We processed audio data from the TIMIT dataset using the wav2vec 2.0 model to generate embeddings for computational phonology analysis. The following steps were taken:

Embedding Generation: We ran the wav2vec 2.0 model on each .wav file from the TIMIT training and test datasets to produce embeddings. The model was configured to output hidden states of shape [13N768] for each file, where N represents the number of frames based on the audio length and 768 is the dimensionality of each embedding.
Time-Step Representation: Each [1*768] slice within the tensor corresponds to a 25ms frame of the speech signal with a 20ms stride. These time-step representations are consistent across all 12 transformer layers and the initial CNN output (layer 0).
Phone Labelling: Using TIMIT's time-aligned phonetic annotations, we mapped each time-step representation to its corresponding phone label. This was achieved by aligning the time-step positions in the [N*768] sequence with the TIMIT annotations.
Test Set Separation: We set aside 258,040 time-step samples from the TIMIT test set for evaluation purposes, as detailed in the upcoming probing task section.
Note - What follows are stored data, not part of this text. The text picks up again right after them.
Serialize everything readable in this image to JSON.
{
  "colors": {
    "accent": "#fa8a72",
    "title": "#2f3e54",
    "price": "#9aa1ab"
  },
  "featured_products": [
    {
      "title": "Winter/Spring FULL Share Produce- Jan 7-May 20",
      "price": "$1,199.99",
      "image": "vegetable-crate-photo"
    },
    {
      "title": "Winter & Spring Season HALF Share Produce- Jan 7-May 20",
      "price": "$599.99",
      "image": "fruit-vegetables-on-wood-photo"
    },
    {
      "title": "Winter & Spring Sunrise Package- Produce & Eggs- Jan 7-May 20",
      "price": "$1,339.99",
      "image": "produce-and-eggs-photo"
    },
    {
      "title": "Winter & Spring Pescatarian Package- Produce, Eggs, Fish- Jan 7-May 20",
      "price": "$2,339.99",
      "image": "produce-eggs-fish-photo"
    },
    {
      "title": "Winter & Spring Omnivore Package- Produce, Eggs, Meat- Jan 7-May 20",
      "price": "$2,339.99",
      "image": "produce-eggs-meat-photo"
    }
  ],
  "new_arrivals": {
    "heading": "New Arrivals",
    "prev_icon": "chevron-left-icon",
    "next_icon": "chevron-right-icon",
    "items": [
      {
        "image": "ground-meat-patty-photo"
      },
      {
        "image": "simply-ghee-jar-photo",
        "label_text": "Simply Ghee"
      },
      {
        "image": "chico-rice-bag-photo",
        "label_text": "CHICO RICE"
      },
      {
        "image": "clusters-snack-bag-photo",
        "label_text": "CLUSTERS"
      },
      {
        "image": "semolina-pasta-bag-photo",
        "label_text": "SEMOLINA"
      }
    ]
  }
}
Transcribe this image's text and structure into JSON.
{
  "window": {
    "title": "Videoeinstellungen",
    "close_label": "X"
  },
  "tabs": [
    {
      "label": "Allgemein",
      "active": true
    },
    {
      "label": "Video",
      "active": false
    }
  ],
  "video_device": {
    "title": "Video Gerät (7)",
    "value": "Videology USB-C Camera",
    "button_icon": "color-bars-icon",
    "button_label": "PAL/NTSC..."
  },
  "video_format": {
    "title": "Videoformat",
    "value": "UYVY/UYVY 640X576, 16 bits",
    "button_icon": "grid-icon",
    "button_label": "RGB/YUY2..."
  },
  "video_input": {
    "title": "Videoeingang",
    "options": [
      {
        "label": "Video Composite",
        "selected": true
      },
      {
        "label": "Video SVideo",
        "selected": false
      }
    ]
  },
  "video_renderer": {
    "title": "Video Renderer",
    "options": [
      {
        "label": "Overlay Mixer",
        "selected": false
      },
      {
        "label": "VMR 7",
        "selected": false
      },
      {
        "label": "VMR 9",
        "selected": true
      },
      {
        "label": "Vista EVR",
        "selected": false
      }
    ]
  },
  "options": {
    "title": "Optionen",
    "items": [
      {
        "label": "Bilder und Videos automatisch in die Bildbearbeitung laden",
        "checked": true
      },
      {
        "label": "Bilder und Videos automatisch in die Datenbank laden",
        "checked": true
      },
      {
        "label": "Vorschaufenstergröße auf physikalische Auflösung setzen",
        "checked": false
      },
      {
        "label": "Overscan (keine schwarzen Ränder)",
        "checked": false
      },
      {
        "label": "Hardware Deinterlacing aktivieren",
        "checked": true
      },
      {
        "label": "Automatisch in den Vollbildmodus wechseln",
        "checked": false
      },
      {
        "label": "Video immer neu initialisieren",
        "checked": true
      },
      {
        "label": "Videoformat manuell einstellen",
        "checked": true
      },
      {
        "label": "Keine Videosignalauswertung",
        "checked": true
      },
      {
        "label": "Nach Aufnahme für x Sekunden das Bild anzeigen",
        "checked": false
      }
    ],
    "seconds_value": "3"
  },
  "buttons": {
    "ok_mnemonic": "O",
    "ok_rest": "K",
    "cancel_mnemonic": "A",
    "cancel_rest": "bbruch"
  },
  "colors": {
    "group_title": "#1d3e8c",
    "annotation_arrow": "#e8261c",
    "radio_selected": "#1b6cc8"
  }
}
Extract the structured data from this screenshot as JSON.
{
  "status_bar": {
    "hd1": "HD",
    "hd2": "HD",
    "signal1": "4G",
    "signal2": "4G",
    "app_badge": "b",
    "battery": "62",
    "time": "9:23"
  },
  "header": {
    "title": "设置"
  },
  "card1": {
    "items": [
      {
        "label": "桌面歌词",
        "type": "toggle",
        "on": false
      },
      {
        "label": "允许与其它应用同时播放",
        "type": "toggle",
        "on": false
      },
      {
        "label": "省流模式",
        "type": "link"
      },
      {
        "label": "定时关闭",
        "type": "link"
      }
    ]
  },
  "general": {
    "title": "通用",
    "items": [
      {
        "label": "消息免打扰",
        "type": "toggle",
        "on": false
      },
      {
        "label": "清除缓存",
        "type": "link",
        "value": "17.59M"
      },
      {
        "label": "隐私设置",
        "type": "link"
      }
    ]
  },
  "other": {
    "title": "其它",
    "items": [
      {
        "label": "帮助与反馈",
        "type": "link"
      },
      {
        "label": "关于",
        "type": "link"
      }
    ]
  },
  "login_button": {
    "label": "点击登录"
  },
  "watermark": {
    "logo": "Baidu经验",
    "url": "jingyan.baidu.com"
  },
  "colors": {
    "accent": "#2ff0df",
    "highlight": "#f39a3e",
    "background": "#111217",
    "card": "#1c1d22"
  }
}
Data Processing and Labelling

For the training set, we implemented the following procedure:

Phone-Averaged Representations: Following a modified approach from Shah et al. (2021), we averaged the embeddings for each phone occurrence in the audio to create phone-averaged representations. This process resulted in 13 datasets (one for each layer) with 175,232 phone-averaged representations.
Feature Annotation: Each phone-averaged representation was annotated with feature labels for phonetic features. These annotations were derived directly from the phone labels.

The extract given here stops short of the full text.